For those who design and build Chelsea show gardens, this is an exam in garden design and construction, and so the judges are quite rightly marking them in that way before handing out what are important accolades.

But they are also judging the execution, whereas we are tending only to seek inspiration.

If you look at a Chelsea garden you may ask yourself how inspiring it is, does it make you want to recreate all or part of it back home, does it make you feel something, or does it provoke you to think differently in some way.

The judges are also asking this but much more besides. Any judging system needs to be systematic, to ensure consistency and fairness, but by definition, and again in a way quite rightly, this removes some of the emotion from the process. It's this emotion that the rest of us are actually seeking when we look at a garden.

In most cases we simply want a garden to be beautiful, or atmospheric. But that is very subjective.

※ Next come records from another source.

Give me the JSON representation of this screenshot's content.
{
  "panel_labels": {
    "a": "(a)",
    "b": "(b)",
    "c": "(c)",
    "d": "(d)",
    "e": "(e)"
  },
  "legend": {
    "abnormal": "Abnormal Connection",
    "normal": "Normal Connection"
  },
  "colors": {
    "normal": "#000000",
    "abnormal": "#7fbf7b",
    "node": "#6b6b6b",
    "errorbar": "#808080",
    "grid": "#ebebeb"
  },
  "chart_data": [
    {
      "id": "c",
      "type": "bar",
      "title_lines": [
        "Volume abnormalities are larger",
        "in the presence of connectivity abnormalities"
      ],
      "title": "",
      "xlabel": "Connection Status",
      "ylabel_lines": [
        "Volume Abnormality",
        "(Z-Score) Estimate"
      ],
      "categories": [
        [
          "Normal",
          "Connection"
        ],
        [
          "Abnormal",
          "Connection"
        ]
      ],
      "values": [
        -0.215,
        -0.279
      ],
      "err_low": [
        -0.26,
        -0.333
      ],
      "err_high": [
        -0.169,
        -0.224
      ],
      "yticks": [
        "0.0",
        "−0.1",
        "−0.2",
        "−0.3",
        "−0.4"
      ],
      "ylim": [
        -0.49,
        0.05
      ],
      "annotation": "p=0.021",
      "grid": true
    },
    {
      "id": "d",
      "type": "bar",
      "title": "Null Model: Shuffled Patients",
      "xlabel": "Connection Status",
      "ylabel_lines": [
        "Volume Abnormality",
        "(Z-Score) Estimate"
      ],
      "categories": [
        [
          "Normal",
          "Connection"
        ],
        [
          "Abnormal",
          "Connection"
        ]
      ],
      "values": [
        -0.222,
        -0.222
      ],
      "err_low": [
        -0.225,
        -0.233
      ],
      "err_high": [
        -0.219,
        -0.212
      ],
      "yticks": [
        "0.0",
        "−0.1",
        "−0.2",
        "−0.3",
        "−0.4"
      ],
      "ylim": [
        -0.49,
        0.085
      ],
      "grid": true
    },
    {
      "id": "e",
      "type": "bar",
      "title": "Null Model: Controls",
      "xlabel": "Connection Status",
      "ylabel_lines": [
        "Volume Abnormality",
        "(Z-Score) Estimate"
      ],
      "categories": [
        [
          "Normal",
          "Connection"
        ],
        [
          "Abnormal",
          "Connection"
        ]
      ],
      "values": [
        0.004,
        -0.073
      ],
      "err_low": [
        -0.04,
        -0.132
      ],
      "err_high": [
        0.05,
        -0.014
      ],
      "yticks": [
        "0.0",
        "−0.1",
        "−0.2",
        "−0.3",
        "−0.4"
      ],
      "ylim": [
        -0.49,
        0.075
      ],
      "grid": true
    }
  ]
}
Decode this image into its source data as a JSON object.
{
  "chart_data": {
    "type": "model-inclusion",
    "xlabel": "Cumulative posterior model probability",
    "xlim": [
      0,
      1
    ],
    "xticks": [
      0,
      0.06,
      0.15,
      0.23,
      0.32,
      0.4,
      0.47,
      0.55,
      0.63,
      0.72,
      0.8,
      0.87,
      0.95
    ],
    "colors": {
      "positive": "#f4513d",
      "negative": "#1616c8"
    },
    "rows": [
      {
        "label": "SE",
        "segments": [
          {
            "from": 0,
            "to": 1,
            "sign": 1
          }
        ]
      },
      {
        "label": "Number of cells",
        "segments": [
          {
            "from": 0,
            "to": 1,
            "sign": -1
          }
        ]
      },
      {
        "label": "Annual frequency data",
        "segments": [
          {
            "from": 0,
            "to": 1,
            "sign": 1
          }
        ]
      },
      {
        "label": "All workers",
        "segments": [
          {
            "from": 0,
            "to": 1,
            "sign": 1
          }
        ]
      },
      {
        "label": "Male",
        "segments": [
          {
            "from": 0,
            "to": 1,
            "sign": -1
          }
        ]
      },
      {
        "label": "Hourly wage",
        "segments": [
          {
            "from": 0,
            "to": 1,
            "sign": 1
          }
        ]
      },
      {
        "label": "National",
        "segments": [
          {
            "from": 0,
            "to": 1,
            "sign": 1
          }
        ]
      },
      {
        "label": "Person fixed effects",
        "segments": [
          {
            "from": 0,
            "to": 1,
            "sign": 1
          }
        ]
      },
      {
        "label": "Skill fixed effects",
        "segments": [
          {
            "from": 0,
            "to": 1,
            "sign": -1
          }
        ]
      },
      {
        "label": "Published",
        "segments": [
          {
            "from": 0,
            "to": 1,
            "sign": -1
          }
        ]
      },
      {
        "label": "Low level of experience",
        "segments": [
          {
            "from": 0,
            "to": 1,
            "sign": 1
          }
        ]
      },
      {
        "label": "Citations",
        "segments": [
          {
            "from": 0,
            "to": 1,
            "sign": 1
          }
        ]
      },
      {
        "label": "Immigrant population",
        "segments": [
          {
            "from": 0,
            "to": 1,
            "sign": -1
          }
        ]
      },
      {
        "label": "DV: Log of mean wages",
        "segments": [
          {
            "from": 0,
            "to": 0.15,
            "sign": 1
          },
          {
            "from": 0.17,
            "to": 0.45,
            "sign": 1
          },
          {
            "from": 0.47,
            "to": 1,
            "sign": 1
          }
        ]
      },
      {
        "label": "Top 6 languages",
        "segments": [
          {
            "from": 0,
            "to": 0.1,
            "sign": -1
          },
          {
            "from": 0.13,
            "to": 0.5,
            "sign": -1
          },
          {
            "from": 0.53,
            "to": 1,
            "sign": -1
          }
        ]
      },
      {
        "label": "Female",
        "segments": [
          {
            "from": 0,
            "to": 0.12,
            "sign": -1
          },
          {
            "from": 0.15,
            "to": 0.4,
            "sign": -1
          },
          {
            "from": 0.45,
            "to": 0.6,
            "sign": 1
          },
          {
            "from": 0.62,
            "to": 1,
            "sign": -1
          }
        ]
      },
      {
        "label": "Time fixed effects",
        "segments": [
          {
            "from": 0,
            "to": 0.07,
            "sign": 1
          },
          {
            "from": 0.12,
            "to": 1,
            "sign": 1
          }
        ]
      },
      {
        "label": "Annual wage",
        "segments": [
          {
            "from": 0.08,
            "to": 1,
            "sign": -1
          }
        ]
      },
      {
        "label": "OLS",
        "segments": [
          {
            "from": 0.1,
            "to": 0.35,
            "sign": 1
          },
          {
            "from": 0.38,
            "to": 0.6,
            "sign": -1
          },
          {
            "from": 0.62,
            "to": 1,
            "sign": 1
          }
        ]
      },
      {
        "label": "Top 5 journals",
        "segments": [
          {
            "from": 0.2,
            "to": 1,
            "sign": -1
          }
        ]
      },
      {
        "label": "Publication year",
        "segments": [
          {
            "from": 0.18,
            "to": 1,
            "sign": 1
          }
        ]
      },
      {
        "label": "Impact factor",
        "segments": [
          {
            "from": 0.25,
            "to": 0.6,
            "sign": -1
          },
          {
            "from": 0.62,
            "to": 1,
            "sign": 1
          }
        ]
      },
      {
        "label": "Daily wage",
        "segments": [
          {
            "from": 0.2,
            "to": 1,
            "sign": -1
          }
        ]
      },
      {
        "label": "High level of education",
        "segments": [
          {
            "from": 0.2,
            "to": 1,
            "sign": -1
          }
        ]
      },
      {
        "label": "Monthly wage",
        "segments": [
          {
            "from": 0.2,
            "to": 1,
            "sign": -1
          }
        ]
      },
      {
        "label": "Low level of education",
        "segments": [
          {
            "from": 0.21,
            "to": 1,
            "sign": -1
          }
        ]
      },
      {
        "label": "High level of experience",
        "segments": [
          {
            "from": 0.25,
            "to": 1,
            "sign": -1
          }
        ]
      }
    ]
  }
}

Beyond beauty, if I am "judging" any garden, I'm doing so by how it makes me feel, and what it intends to make me feel. Gardens can make you feel relaxed, excited, comfortable, peaceful, energetic, exotic, romantic, nostalgic, mesmerised, even confronted or challenged. I tend to consider how well this is achieved when deciding how good a garden is.

A design brief for a Chelsea garden may state that the garden will make people feel a particular emotion, but to score well with the judges it will also need to be perfectly constructed and planted, whereas in reality those things matter less to most of us as long as that atmosphere is created, and we can feel the way we are supposed to feel.

Show gardens have a purpose. To show case a brand, or an idea, or a concept, or a trend.

They are works of art. They are fabulous, they are fantasy. But they are more a work of art than a real garden. They are gloriously enjoyable for that.

Of course for everyone involved in creating a show garden at Chelsea it is hugely important. A medal or a Best in Show is a career ambition and a highly prized accolade, and quite rightly so. I wish everyone luck and hope it's gold medals all round. But for the rest of us looking on, forget the medals, just look at the gardens, choose your favourite if you like, but just enjoy them and how they make you feel.